The larger mission on the steam ship was to cause a mutiny amongst the passengers. This involved a multi-doll solution, in which four key passengers must be riled up enough by Charlie's actions to take their grievances to the captain of the ship. One passenger will take issue with an on-board theme park, the Seaside Safari, being unsafe for passengers if Charlie can cause enough chaos around it. He can do so by causing accidents, taking possession of a growling bear or gumming up the shipworks with a cannonball. Another mouthy passenger can be convinced to mutiny by interfering with the ship's flow of caviar at a specialty restaurant.
With plenty of creative solutions, heaps of personality and hilarious scenarios, there's much more to Stacking than one might originally assume about a game in which one is playing with dolls. The game also offers plenty of collectible opportunities, with unique doll sets, dozens of puzzle solutions and more to add value to the downloadable game.
There's no price yet for Stacking—Schafer says that aspect of the business is "above my pay grade"—but Double Fine's founder says he's "totally comfortable with what you get for the price" of a game like the company's previous downloadable effort, Costume Quest. He also calls the Spike VGA award that Halloween-themed role-playing game won "a sweet little vindication" of the company's strategy, which is currently focusing on a quartet of smaller downloadable games instead of big investments on the scale of Brutal Legend or Psychonauts.

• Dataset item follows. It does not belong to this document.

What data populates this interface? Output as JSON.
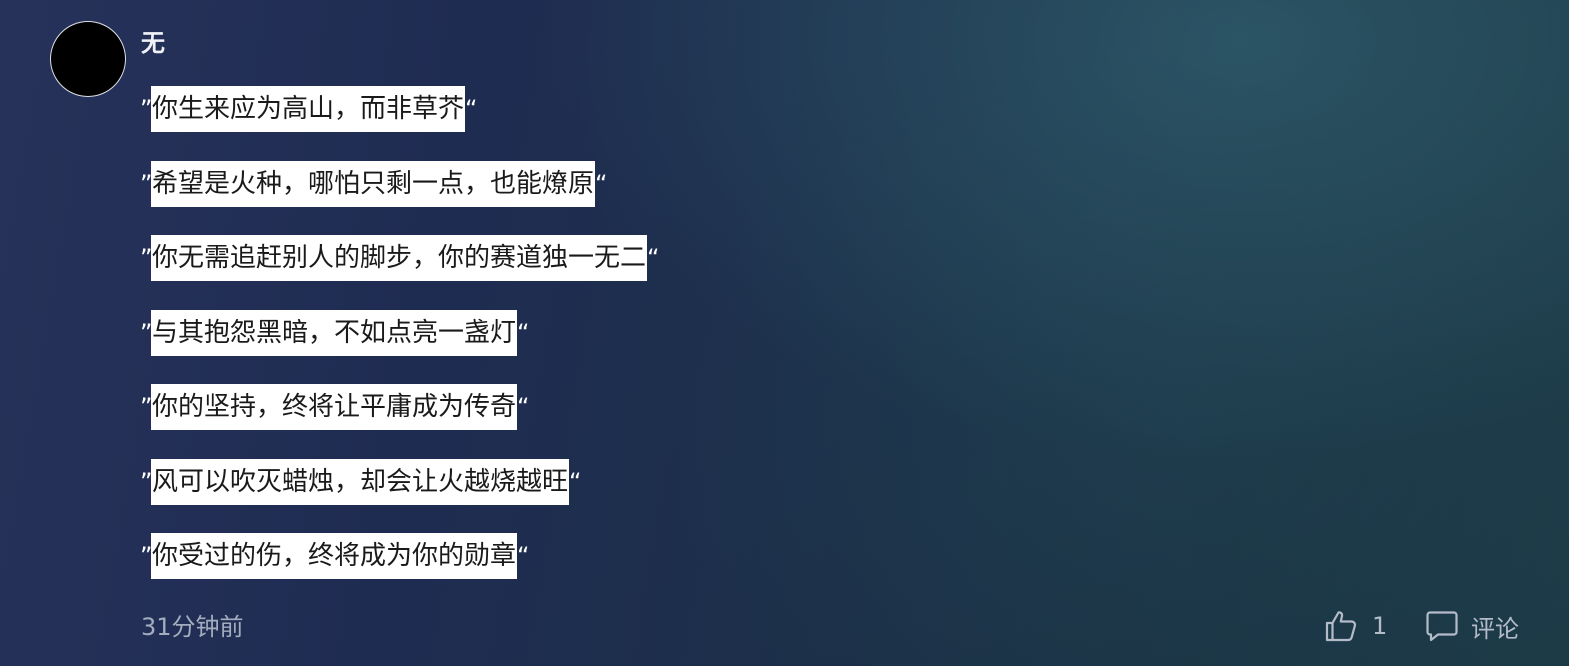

"By having multiple teams working on multiple projects, we're able to try new stuff, be nimble and not worry about risking the whole company on a new piece of technology," Schafer says.
"I would love to see more small innovative games from studios," added Stacking creator and Brutal Legend art director Lee Petty. "This last year has seen a big change in the console downloadable space. I'm excited to see that these things actually work."
Stacking is due to be released by THQ on PlayStation Network and Xbox Live Arcade in early 2011.